Turn Signals 101: A Complete Driver’s Guide
by Zutobi · Updated Jan 21, 2021
Knowing how to use your turn signals correctly is a safety precaution that can help you to avoid unnecessary accidents and even save your life. Turn signals are amber or yellow lights on your vehicle that flash to indicate that you’re about to change road positioning or turn.
You’re required by law to use your turn signals to let other drivers and road users know your intentions – this includes when and for how long you should use them. Despite this, almost half of drivers don’t use their turn signals correctly when changing lanes.
When to Use Turn Signals
Use turn signals or hand signals in any of the following situations:
- Whenever turning or changing direction
- When pulling up next to the curb
- Before pulling out from a stationary position next to the curb
- Before changing lanes
- When slowing down or stopping
- When making a U-turn or 3-point turn
- When entering the flow of traffic
Remember that signaling doesn’t grant you the right-of-way over other road users.

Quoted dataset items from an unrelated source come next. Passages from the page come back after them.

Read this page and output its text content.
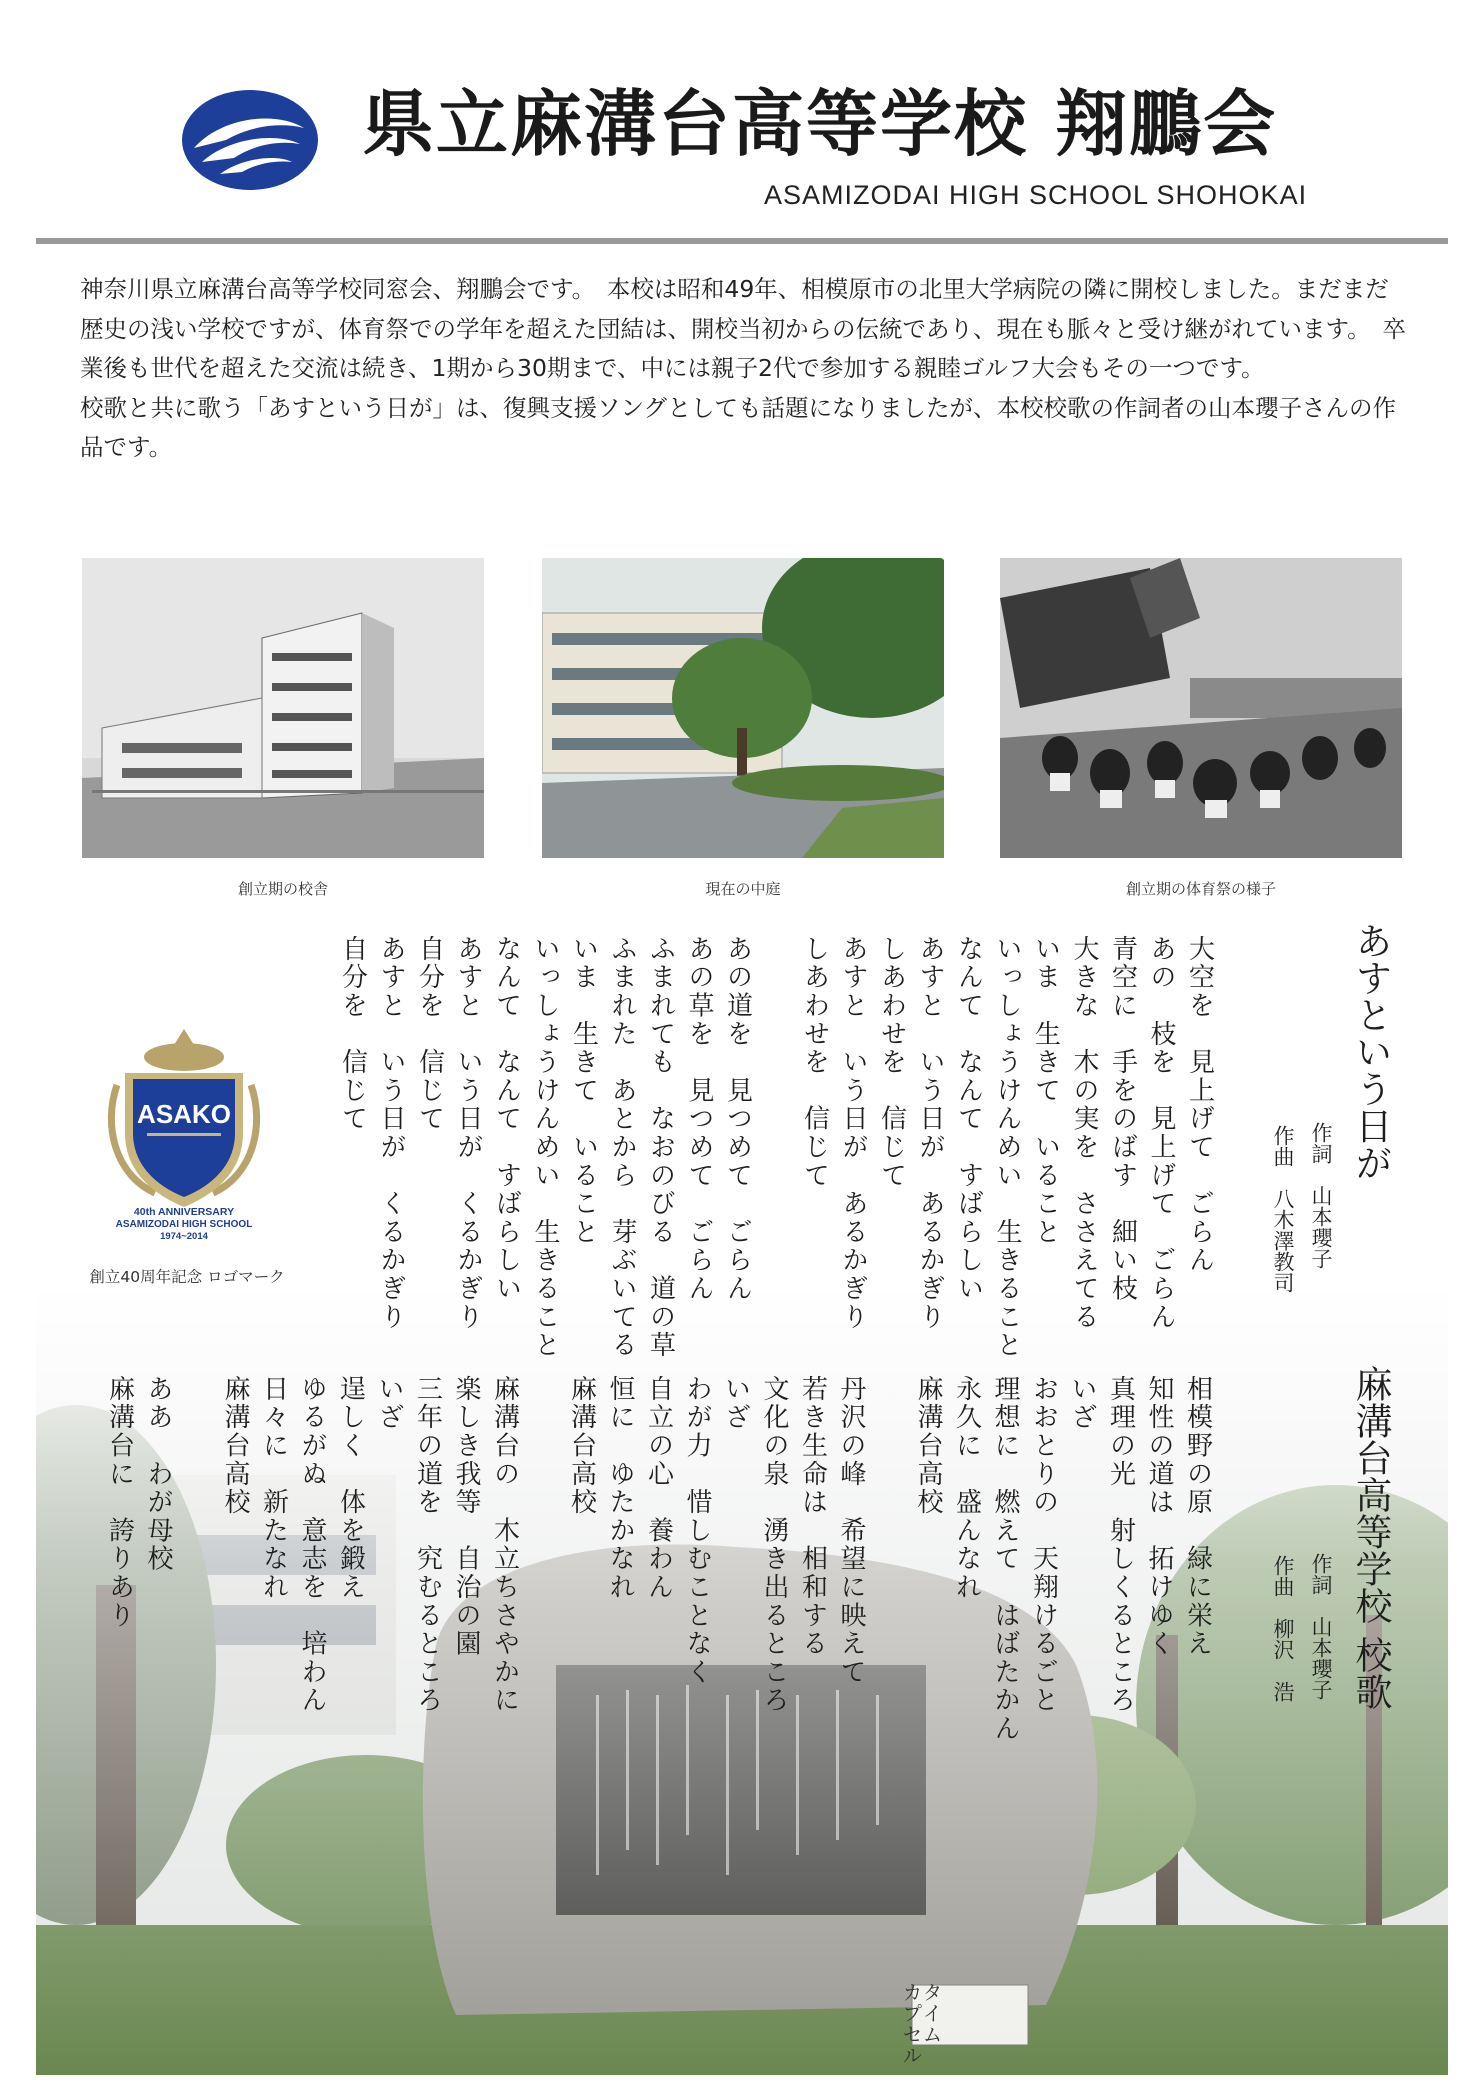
県立麻溝台高等学校 翔鵬会
ASAMIZODAI HIGH SCHOOL SHOHOKAI

神奈川県立麻溝台高等学校同窓会、翔鵬会です。　本校は昭和49年、相模原市の北里大学病院の隣に開校しました。まだまだ歴史の浅い学校ですが、体育祭での学年を超えた団結は、開校当初からの伝統であり、現在も脈々と受け継がれています。　卒業後も世代を超えた交流は続き、1期から30期まで、中には親子2代で参加する親睦ゴルフ大会もその一つです。

校歌と共に歌う「あすという日が」は、復興支援ソングとしても話題になりましたが、本校校歌の作詞者の山本瓔子さんの作品です。

創立期の校舎	現在の中庭	創立期の体育祭の様子
タイム
カプセル
ASAKO
40th ANNIVERSARY
ASAMIZODAI HIGH SCHOOL
1974~2014
創立40周年記念 ロゴマーク
あすという日が
作詞　山本瓔子
作曲　八木澤教司
大空を　見上げて　ごらん
あの　枝を　見上げて　ごらん
青空に　手をのばす　細い枝
大きな　木の実を　ささえてる
いま　生きて　いること
いっしょうけんめい　生きること
なんて　なんて　すばらしい
あすと　いう日が　あるかぎり
しあわせを　信じて
あすと　いう日が　あるかぎり
しあわせを　信じて

あの道を　見つめて　ごらん
あの草を　見つめて　ごらん
ふまれても　なおのびる　道の草
ふまれた　あとから　芽ぶいてる
いま　生きて　いること
いっしょうけんめい　生きること
なんて　なんて　すばらしい
あすと　いう日が　くるかぎり
自分を　信じて
あすと　いう日が　くるかぎり
自分を　信じて
麻溝台高等学校 校歌
作詞　山本瓔子
作曲　柳沢　浩
相模野の原　緑に栄え
知性の道は　拓けゆく
真理の光　射しくるところ
いざ
おおとりの　天翔けるごと
理想に　燃えて　はばたかん
永久に　盛んなれ
麻溝台高校

丹沢の峰　希望に映えて
若き生命は　相和する
文化の泉　湧き出るところ
いざ
わが力　惜しむことなく
自立の心　養わん
恒に　ゆたかなれ
麻溝台高校

麻溝台の　木立ちさやかに
楽しき我等　自治の園
三年の道を　究むるところ
いざ
逞しく　体を鍛え
ゆるがぬ　意志を　培わん
日々に　新たなれ
麻溝台高校

ああ　わが母校
麻溝台に　誇りあり
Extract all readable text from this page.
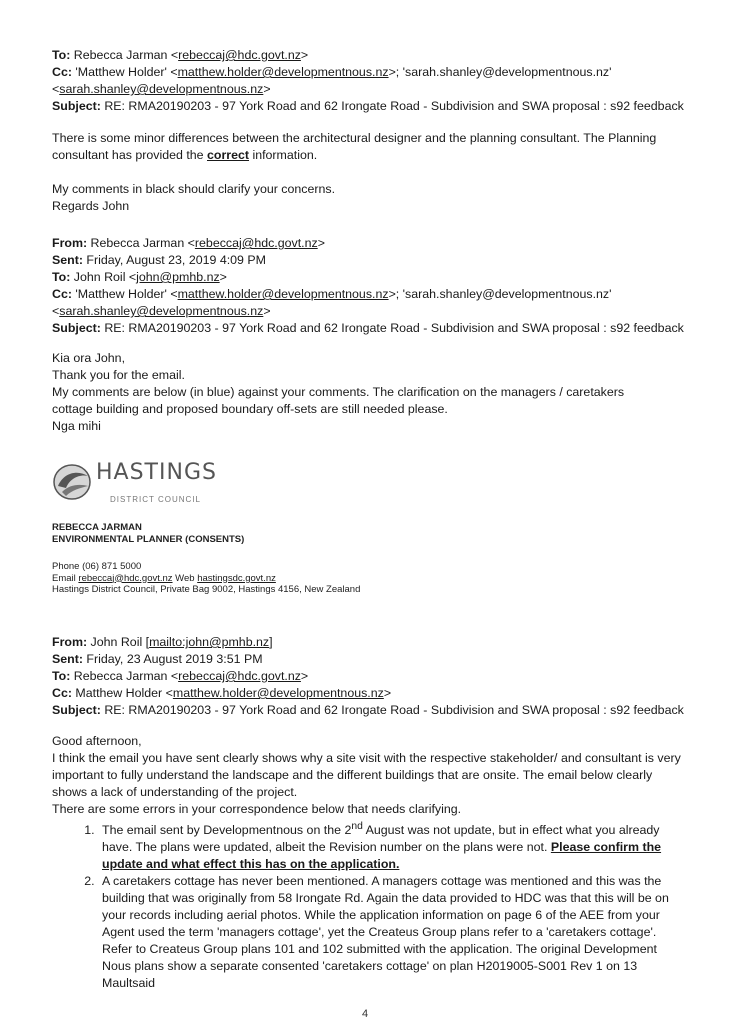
To: Rebecca Jarman <rebeccaj@hdc.govt.nz>
Cc: 'Matthew Holder' <matthew.holder@developmentnous.nz>; 'sarah.shanley@developmentnous.nz'
<sarah.shanley@developmentnous.nz>
Subject: RE: RMA20190203 - 97 York Road and 62 Irongate Road - Subdivision and SWA proposal : s92 feedback
There is some minor differences between the architectural designer and the planning consultant. The Planning consultant has provided the correct information.
My comments in black should clarify your concerns.
Regards John
From: Rebecca Jarman <rebeccaj@hdc.govt.nz>
Sent: Friday, August 23, 2019 4:09 PM
To: John Roil <john@pmhb.nz>
Cc: 'Matthew Holder' <matthew.holder@developmentnous.nz>; 'sarah.shanley@developmentnous.nz'
<sarah.shanley@developmentnous.nz>
Subject: RE: RMA20190203 - 97 York Road and 62 Irongate Road - Subdivision and SWA proposal : s92 feedback
Kia ora John,
Thank you for the email.
My comments are below (in blue) against your comments. The clarification on the managers / caretakers cottage building and proposed boundary off-sets are still needed please.
Nga mihi
HASTINGS
DISTRICT COUNCIL
REBECCA JARMAN
ENVIRONMENTAL PLANNER (CONSENTS)
Phone (06) 871 5000
Email rebeccaj@hdc.govt.nz Web hastingsdc.govt.nz
Hastings District Council, Private Bag 9002, Hastings 4156, New Zealand
From: John Roil [mailto:john@pmhb.nz]
Sent: Friday, 23 August 2019 3:51 PM
To: Rebecca Jarman <rebeccaj@hdc.govt.nz>
Cc: Matthew Holder <matthew.holder@developmentnous.nz>
Subject: RE: RMA20190203 - 97 York Road and 62 Irongate Road - Subdivision and SWA proposal : s92 feedback
Good afternoon,
I think the email you have sent clearly shows why a site visit with the respective stakeholder/ and consultant is very important to fully understand the landscape and the different buildings that are onsite. The email below clearly shows a lack of understanding of the project.
There are some errors in your correspondence below that needs clarifying.
1. The email sent by Developmentnous on the 2nd August was not update, but in effect what you already have. The plans were updated, albeit the Revision number on the plans were not. Please confirm the update and what effect this has on the application.
2. A caretakers cottage has never been mentioned. A managers cottage was mentioned and this was the building that was originally from 58 Irongate Rd. Again the data provided to HDC was that this will be on your records including aerial photos. While the application information on page 6 of the AEE from your Agent used the term 'managers cottage', yet the Createus Group plans refer to a 'caretakers cottage'. Refer to Createus Group plans 101 and 102 submitted with the application. The original Development Nous plans show a separate consented 'caretakers cottage' on plan H2019005-S001 Rev 1 on 13 Maultsaid
4
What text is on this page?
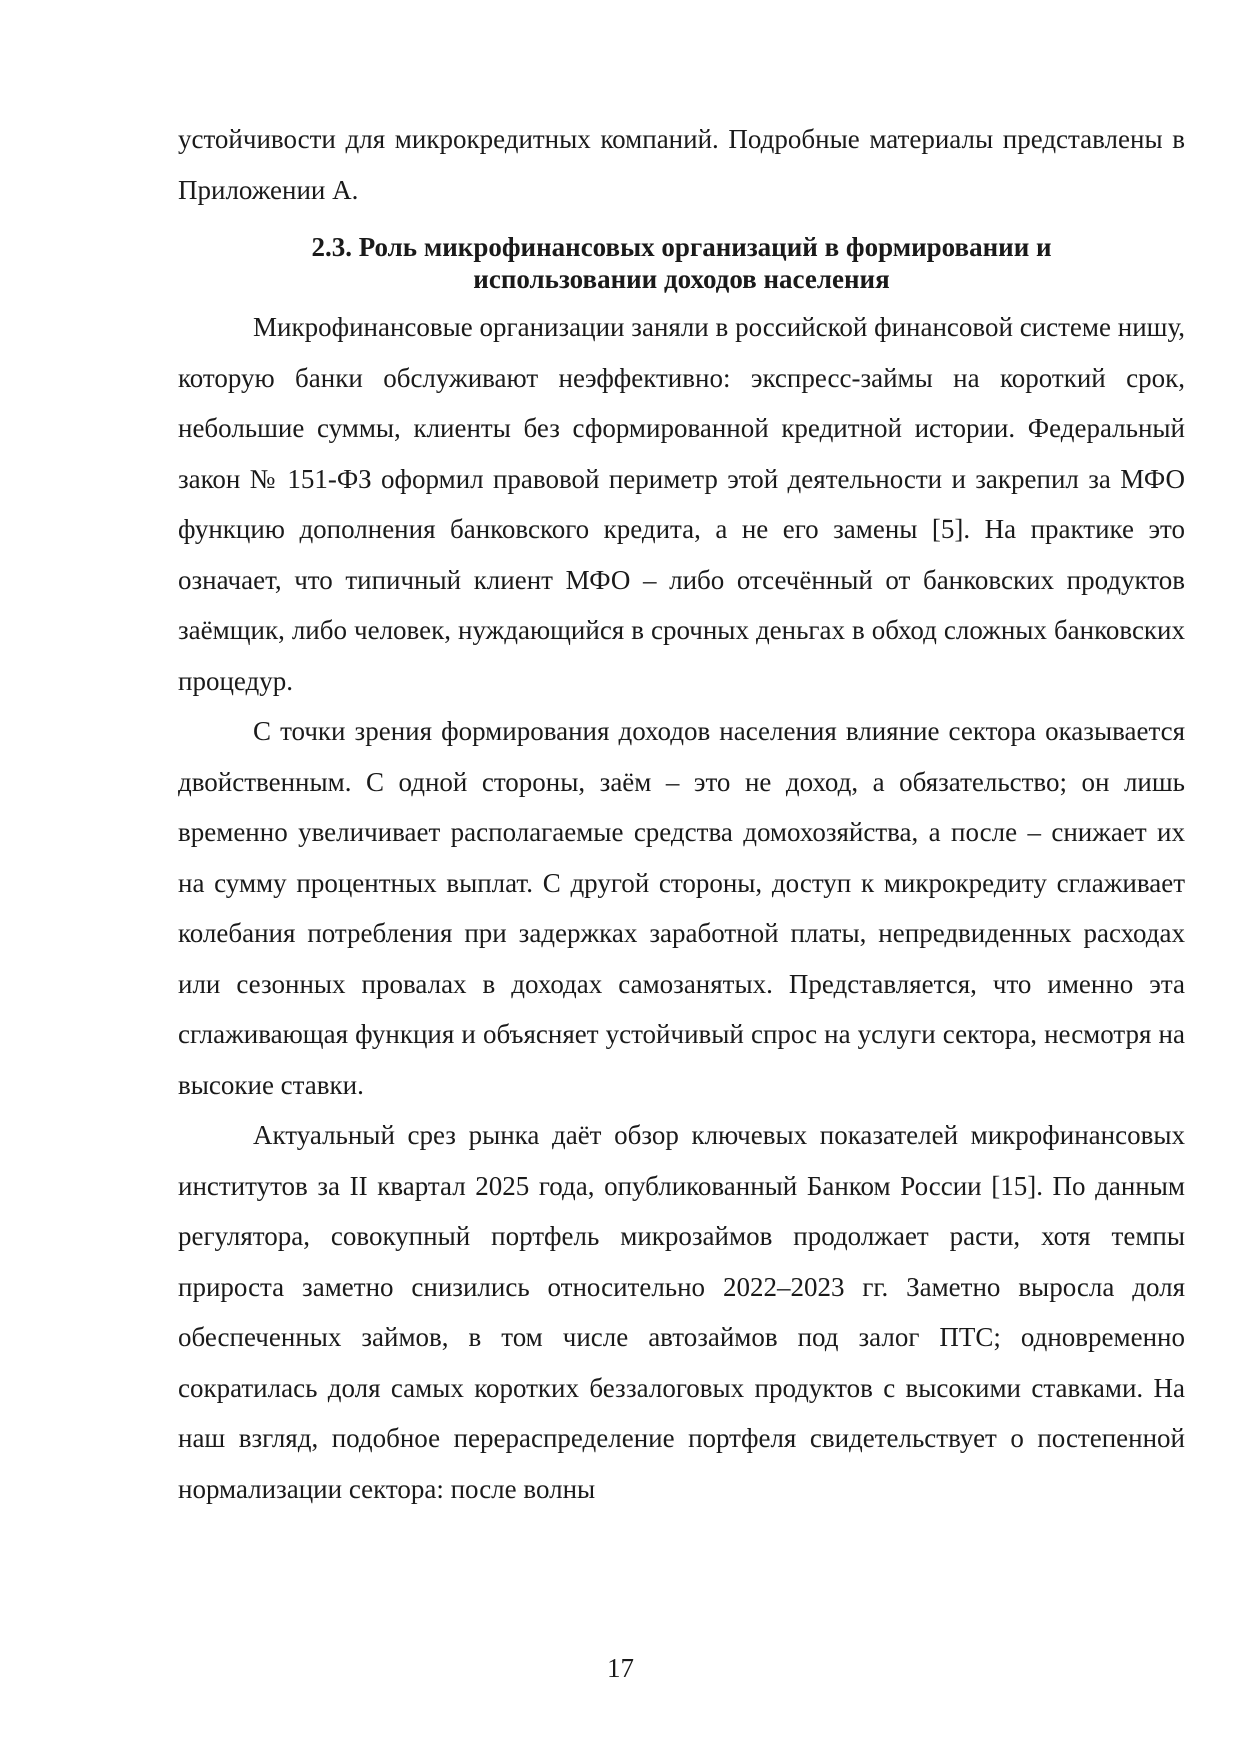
устойчивости для микрокредитных компаний. Подробные материалы представлены в Приложении А.

2.3. Роль микрофинансовых организаций в формировании и
использовании доходов населения

Микрофинансовые организации заняли в российской финансовой системе нишу, которую банки обслуживают неэффективно: экспресс-займы на короткий срок, небольшие суммы, клиенты без сформированной кредитной истории. Федеральный закон № 151-ФЗ оформил правовой периметр этой деятельности и закрепил за МФО функцию дополнения банковского кредита, а не его замены [5]. На практике это означает, что типичный клиент МФО – либо отсечённый от банковских продуктов заёмщик, либо человек, нуждающийся в срочных деньгах в обход сложных банковских процедур.

С точки зрения формирования доходов населения влияние сектора оказывается двойственным. С одной стороны, заём – это не доход, а обязательство; он лишь временно увеличивает располагаемые средства домохозяйства, а после – снижает их на сумму процентных выплат. С другой стороны, доступ к микрокредиту сглаживает колебания потребления при задержках заработной платы, непредвиденных расходах или сезонных провалах в доходах самозанятых. Представляется, что именно эта сглаживающая функция и объясняет устойчивый спрос на услуги сектора, несмотря на высокие ставки.

Актуальный срез рынка даёт обзор ключевых показателей микрофинансовых институтов за II квартал 2025 года, опубликованный Банком России [15]. По данным регулятора, совокупный портфель микрозаймов продолжает расти, хотя темпы прироста заметно снизились относительно 2022–2023 гг. Заметно выросла доля обеспеченных займов, в том числе автозаймов под залог ПТС; одновременно сократилась доля самых коротких беззалоговых продуктов с высокими ставками. На наш взгляд, подобное перераспределение портфеля свидетельствует о постепенной нормализации сектора: после волны

17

Always ensure that the lane you intend to enter is clear. Check mirrors and the blind spot to avoid causing a hazardous situation.
How Long Should You Signal?
You must always signal for long enough to give sufficient warning to other road users.
How long depends on the situation:
- Signal for at least 100 feet before you turn left or right
- Signal for at least 5 seconds before changing lanes on the freeway or highway
While signaling early is preferred in most cases, it can be dangerous if there is more than one opportunity to turn. For example, signaling before an intersection to indicate a turn just after the intersection can make another driver falsely assume that you will make a turn in the intersection – they can pull out in front of you and cause a crash.
Always use your turn signals, even if you think you’re alone. It’s the vehicle you can’t see that presents the greatest danger. Remember to check that your indicator has canceled after turning.
Don’t Believe Blindly in Direction Indicators
It can be dangerous to just look at the direction indicators – the other driver might have forgotten to turn the indicator off or is indicating too early. Before you proceed, wait and see whether the signaling vehicle actually starts to turn.
Check for Blind Spots Before Turning
Blind spots are areas that can only be seen by looking over your shoulder also known as a should check”. A lot of crashes occur due to drivers failing to check their blind spots before changing their road positioning.
Make sure that you check your mirrors and relevant blind spots before changing your road positioning e.g. changing lanes or turning.
Never drive in another driver’s blind spot for an extended time as they won’t be able to see you.